For our UI, we are currently looking at using WPF/C# for the UI and SQL based reports. The complicating factor that UI has to run both local on the same box as the c++ inspection system or remotely on another box if the inspection system has no monitor or keyboard.

Our concern is what is the fastest way to transfer data between the two systems? We are currently looking at a socket based system using Google protocol buffers for serialization. The protocol buffers will generate code for c++ and c#(jskeet/dotnet-protobufs).

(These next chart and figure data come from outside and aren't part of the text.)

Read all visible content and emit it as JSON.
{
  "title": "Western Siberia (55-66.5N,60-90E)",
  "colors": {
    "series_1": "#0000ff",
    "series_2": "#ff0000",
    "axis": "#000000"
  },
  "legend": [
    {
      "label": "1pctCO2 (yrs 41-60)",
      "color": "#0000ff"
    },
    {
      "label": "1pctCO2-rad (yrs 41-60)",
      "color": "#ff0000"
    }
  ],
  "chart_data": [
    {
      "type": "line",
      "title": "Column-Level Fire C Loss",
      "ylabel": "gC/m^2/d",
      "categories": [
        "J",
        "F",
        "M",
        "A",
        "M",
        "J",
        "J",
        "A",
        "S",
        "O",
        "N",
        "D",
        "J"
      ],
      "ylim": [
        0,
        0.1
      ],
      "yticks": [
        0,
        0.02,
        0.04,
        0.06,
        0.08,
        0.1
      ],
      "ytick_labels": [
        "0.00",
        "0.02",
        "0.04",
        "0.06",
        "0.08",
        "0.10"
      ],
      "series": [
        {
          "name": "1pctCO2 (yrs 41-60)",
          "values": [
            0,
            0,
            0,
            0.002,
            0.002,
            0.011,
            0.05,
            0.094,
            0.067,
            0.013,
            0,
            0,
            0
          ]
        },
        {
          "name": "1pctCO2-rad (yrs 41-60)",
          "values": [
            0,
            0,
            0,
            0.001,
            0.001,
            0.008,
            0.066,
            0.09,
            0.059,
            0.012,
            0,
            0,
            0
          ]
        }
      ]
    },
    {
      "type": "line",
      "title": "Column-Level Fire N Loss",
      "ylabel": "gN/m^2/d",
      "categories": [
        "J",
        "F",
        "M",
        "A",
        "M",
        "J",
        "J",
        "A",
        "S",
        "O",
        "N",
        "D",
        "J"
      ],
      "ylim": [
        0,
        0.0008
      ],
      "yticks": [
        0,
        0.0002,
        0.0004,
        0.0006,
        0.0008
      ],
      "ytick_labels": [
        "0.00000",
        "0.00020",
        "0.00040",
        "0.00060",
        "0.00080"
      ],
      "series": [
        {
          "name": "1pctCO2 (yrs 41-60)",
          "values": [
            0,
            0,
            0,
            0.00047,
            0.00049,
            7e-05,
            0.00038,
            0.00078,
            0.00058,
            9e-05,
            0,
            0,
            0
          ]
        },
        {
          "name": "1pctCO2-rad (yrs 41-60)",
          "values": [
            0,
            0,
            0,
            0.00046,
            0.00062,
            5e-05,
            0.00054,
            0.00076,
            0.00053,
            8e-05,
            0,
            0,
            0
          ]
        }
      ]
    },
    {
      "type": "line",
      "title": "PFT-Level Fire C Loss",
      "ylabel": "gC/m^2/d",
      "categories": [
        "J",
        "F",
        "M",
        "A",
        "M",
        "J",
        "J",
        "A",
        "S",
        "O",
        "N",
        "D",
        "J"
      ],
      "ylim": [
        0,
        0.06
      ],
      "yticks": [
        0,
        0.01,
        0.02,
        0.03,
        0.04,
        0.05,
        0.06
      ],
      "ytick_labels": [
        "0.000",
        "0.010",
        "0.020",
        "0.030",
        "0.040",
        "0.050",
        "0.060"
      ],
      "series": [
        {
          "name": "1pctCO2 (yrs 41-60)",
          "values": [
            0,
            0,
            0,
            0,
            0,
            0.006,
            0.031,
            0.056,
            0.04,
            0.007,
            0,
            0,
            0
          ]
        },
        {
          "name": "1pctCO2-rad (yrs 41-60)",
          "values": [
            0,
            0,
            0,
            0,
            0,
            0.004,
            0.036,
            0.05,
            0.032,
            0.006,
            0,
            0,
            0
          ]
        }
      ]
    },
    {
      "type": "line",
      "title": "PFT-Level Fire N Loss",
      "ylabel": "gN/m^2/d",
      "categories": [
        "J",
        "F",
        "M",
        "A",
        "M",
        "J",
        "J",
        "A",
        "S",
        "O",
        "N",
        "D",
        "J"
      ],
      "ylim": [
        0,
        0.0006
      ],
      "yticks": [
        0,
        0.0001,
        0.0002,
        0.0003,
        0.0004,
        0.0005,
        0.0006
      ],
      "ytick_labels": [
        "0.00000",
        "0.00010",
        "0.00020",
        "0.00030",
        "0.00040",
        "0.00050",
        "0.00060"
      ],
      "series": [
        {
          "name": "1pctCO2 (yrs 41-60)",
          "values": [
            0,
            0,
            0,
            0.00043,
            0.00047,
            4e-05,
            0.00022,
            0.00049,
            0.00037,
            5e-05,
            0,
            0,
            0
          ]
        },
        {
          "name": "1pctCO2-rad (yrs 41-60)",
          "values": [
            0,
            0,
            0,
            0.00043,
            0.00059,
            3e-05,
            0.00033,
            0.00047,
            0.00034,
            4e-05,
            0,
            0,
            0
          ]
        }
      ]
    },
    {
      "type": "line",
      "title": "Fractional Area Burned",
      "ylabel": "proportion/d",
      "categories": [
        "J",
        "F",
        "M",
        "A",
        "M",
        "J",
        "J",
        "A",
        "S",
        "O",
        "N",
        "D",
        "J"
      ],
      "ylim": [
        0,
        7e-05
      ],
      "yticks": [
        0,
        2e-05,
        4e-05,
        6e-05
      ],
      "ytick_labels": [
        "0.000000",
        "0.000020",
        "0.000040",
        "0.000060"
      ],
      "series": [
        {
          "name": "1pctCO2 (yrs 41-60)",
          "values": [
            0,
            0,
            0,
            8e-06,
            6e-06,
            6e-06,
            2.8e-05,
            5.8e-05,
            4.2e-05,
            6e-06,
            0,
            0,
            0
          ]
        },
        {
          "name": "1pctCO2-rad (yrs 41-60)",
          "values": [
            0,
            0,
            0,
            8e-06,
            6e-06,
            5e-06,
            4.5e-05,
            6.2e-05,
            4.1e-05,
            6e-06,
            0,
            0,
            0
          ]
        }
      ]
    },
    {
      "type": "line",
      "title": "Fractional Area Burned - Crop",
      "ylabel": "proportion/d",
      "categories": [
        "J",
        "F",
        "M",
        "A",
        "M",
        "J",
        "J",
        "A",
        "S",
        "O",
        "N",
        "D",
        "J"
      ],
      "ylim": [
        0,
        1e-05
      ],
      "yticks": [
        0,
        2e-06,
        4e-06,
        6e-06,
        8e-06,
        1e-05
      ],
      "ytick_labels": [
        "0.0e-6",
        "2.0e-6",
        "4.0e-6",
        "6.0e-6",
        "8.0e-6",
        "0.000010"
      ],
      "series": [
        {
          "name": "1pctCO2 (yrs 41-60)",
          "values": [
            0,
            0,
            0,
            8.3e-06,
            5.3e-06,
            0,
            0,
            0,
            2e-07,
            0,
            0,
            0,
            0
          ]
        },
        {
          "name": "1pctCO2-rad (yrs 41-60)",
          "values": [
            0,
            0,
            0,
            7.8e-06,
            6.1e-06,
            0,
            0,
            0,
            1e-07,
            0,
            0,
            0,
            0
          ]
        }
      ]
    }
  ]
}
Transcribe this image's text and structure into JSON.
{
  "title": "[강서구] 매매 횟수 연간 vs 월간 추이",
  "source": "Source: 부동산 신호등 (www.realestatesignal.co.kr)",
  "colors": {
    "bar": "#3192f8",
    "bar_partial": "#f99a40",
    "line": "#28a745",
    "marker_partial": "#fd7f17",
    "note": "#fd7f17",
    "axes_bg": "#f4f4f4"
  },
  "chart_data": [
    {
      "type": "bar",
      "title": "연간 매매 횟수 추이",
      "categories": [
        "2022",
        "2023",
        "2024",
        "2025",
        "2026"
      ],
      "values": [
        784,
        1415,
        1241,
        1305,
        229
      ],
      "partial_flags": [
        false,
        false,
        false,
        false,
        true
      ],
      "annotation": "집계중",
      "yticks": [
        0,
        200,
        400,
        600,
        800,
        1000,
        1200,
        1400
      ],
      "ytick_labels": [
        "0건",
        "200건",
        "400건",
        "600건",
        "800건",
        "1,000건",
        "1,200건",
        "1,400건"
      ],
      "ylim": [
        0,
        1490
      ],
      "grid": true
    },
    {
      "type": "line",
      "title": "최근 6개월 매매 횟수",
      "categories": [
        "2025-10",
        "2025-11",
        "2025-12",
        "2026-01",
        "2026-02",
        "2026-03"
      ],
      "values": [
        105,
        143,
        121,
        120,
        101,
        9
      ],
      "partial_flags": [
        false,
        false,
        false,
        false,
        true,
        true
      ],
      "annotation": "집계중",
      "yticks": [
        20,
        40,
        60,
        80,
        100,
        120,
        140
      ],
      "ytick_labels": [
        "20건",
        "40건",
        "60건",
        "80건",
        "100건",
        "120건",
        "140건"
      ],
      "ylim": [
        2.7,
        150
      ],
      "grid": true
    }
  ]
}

Does anyone have any suggestions/experience?

+1  A: 

If you're really looking for the fastest way to communicate with your c++ inspection system, then I would implement both cases. A local interface by using named pipes (see here http://stackoverflow.com/questions/50153/interprocess-communication-for-windows-in-c-net-2-0) and a remote interface using Google protocol buffers for situations where your inspection system don't have a keyboard and/or monitor attached. Then the UI first tries opening a named pipe on the local box and if that fails the user has to enter a remote address for socket communication.

Hope that helps a bit...

VitaminCpp
Great Link, thanks. Followed links on SO Question 50153 to named pipes binding class(http://msdn.microsoft.com/en-us/library/system.servicemodel.netnamedpipebinding.aspx). Really interesting, however, from a comment on MSDN page, it appears that there is a hidden limit of 16k to 20k per message. This may cause us a problem as we do have some messages blocks that are going to be larger than this.